"Kid, or silk?"

"Whichever is the more suitable."

"It's getting late for silk. Maybe you'd better take kid."

Mr. Duval did take kid ones. The sales-woman, with many a curious glance at her unusual customers, fitted a pair of tan gloves to Jeanne's unaccustomed fingers. Her fingers wouldn't stay stiff. They doubled and curled; but at last the gloves were on—and off again. Jeanne gave a sigh of relief.

Then there were shoes. Jeanne was glad that the holes in her stockings were quite small ones. Supposing it had been her other pair! All holes! As it was, the man to whom the clerk had transferred her customer seemed rather shocked to see any holes. Was it possible that there were people—even entire families—with no holes in their stockings? The fat boy that had tumbled off the wharf that morning and hadn't known her afterwards in the new pink dress, probably that fortunate child had whole stockings, because everything else about him seemed most gloriously new and whole; but surely, the greater part of the population went about in holes. Mollie, Mrs. Shannon, her father—even Old Captain. She had seen him put great patches in his thick woolen socks.

But what was the clerk putting on her feet! She had had shoes before. Thick and heavy and always too large that they might last the longer. Mollie had bought them, usually after the first snow had driven barefooted Jeanne to cover. But never such shoes as these. Soft, smooth, and only a tiny scrap longer than her slender foot. And oh, so softly black! And then, a dreadful thought.
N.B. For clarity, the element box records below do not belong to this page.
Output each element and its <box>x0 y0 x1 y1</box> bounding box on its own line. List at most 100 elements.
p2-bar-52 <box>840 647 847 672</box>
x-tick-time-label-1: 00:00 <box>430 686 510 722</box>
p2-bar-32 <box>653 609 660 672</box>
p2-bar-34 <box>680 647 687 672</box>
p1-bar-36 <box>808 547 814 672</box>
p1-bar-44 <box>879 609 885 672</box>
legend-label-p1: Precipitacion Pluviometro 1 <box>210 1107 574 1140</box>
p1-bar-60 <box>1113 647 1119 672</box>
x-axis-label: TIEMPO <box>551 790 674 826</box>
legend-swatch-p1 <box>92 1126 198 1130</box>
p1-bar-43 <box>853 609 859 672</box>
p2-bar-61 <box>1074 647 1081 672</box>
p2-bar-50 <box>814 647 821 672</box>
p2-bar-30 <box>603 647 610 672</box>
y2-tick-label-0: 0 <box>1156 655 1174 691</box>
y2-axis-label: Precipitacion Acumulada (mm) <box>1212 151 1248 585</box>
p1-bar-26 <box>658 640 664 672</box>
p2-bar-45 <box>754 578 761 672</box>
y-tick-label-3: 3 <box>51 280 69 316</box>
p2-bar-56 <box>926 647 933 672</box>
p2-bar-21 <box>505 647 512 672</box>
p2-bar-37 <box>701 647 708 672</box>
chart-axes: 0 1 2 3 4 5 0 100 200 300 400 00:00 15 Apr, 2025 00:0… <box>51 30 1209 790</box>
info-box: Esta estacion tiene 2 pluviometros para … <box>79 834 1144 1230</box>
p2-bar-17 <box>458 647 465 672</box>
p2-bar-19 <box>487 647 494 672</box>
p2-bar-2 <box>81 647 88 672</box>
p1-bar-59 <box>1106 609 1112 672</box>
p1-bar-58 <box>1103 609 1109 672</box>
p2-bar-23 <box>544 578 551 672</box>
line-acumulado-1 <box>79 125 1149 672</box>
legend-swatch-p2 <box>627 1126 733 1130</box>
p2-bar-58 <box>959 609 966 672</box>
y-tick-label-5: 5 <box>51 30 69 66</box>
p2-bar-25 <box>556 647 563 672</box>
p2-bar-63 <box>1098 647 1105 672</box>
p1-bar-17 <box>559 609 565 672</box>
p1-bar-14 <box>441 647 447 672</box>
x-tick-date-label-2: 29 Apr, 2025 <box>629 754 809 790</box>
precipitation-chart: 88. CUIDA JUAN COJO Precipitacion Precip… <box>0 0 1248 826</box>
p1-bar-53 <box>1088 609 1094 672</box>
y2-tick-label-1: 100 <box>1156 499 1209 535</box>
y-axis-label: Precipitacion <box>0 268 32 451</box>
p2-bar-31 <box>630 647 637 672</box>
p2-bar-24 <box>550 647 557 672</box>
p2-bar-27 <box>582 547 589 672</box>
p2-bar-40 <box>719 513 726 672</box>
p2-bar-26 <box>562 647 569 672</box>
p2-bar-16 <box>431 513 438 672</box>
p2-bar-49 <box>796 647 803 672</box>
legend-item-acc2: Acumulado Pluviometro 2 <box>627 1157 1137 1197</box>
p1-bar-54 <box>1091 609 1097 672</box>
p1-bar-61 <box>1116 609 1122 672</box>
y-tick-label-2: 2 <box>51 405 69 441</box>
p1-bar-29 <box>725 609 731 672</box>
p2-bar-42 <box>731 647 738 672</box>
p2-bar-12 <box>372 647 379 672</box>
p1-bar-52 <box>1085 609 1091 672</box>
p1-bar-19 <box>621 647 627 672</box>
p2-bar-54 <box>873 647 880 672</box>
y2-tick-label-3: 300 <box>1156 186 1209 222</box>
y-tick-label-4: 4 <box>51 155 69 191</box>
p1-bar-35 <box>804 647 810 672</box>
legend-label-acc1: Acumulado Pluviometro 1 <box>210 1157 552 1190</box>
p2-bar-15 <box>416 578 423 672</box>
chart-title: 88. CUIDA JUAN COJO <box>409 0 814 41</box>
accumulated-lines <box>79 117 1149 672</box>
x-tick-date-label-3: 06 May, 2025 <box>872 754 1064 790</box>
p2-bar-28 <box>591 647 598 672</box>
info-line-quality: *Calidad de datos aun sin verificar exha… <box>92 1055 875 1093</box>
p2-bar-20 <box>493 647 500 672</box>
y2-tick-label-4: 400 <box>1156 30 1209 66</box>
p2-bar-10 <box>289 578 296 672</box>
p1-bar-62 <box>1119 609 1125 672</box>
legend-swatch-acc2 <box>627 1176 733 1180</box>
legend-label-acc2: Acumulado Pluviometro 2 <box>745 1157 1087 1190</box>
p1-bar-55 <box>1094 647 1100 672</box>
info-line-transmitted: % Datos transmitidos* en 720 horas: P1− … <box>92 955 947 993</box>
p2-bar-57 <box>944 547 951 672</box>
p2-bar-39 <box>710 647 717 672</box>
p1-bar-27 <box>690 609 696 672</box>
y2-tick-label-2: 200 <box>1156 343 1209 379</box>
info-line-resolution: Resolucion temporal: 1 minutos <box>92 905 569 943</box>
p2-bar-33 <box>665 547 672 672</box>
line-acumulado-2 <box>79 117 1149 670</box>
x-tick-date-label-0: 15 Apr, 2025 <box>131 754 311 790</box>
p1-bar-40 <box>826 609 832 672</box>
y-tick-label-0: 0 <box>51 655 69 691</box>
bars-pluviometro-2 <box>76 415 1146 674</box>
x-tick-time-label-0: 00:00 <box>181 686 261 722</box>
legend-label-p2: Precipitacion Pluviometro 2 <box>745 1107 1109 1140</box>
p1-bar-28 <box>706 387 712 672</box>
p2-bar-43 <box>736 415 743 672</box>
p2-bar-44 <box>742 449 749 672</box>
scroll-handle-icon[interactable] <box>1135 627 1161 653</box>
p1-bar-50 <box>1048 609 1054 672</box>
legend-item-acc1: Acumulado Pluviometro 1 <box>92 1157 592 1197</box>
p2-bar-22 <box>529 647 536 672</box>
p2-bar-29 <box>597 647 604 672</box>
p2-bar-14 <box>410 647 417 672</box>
"Daddy," said Jeanne, "I just love these shoes for myself; but I'm afraid they won't do. You see, Sammy gets them next. They aren't boys' shoes."

"These are your shoes, not Sammy's," replied her father.

When Mr. Duval had paid for all the wonderful things, they were tied in three big parcels. Jeanne carried one, her father carried two. It was dark and quite late when they finally reached the wharf.

"We will say nothing about this at home," said Mr. Duval, when Jeanne proposed stopping to show the things to Old Captain. "For the present, we must hide them in the old trunk. I have no wish to talk about this matter with anybody. It concerns nobody but us two. Can you keep the secret—even from Old Captain?"